Los truenos golpean las ventanas de su habitación, y es que ella le teme a las tormentas; quizás sea por su oscuridad, o tal vez por su eléctrica incandescencia que eriza el bello y recorre el alma. El silencio se asoma, temeroso de volver a ser interrumpido por las gotas vociferantes, lágrimas que inundan los caminos de su mente y desbordan los pensamientos de su cabeza, lágrimas que destiñen los colores de sus mejillas y desdibujan la sonrisa de sus labios.
Una vez le preguntaron: ¿por qué le temes a la tormenta?. Y por respuesta sólo se obtuvo silencio, porque el silencio le trae paz, el silencio le trae calma.
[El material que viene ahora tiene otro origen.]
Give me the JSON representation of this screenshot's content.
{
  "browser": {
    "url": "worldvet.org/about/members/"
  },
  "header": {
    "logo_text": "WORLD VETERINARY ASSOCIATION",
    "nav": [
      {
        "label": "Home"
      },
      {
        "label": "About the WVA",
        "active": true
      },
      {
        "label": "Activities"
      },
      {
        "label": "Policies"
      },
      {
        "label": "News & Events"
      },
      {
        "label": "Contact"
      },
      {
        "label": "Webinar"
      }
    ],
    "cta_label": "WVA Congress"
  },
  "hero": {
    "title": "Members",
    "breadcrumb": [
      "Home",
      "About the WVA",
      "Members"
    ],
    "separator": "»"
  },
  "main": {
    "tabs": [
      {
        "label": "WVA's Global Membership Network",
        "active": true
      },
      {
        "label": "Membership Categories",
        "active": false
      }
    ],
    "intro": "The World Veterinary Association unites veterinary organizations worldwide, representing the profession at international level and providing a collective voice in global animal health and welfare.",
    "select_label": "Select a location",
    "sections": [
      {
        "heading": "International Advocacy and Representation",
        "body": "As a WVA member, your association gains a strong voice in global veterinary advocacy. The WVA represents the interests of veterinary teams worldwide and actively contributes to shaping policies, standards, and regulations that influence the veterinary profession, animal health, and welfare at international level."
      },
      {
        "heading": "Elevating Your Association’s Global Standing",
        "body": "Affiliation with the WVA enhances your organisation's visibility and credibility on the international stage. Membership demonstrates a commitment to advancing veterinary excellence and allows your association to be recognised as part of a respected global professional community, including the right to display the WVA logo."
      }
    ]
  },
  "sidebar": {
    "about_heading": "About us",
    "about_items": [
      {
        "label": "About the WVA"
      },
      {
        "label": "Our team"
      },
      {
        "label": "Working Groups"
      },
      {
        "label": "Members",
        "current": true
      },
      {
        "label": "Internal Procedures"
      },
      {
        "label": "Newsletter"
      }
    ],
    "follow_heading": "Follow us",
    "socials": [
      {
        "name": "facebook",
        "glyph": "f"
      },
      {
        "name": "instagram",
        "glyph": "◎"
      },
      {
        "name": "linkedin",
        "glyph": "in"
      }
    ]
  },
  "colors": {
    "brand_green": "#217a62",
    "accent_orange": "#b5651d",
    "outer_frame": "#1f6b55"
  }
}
El silencio le hace sentirse a salvo. El silencio achica el agua de su interior.
Pero el silencio ensordece, y llegó el día en que ya no oía la tormenta, ya no escuchaba su bramido, ya no respiraba el miedo que le causaba. Ese día salió a la calle y dejó de mojarse bajo la lluvia, empezó a sentir el agua recorrer su piel, empezó a sentirse una con la tormenta.
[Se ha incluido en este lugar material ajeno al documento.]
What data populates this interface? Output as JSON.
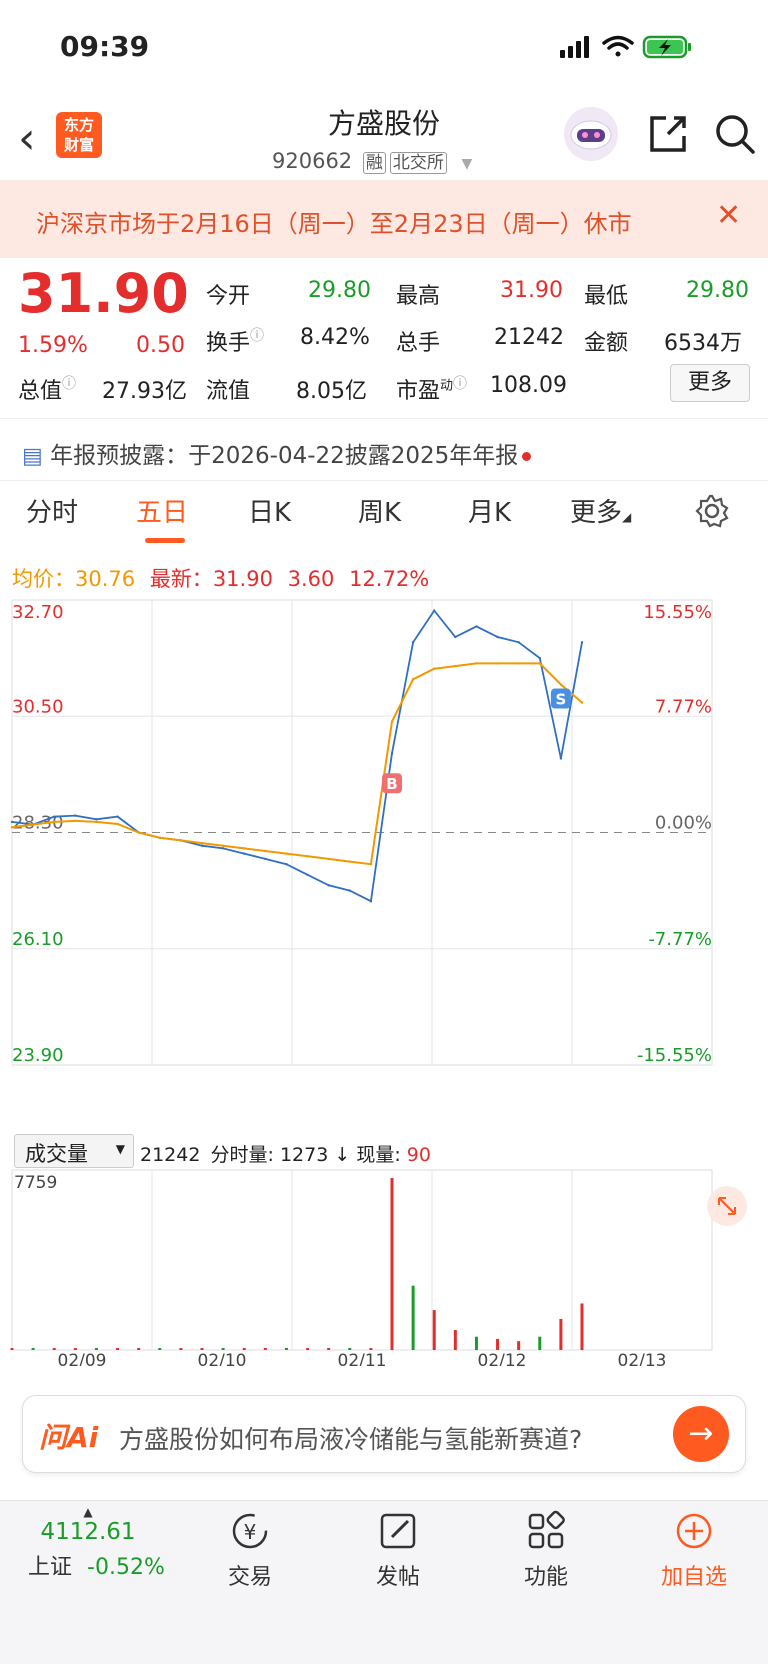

En aquel momento comprendió por qué la tormenta llenaba de oscuridad las vidas de las personas, el porqué de su existencia. Sin una tormenta que oscurecer el día, ¿cómo podía deslumbrar la claridad y la luz?. Para que hubiese luz, debía haber oscuridad. Por eso la tormenta regresaba a su vida, para que la luz pudiese derrotarla y la felicidad ganase una vez más. La tormenta era la perdedora de una batalla sentenciada. La tormenta era la luz oscura que confería la paz.
Entonces una lágrima escapó de su mirada para unirse a la lluvia, el destello de sus ojos centelleó hacia el cielo en busca de energía, y su alma tronó de libertad.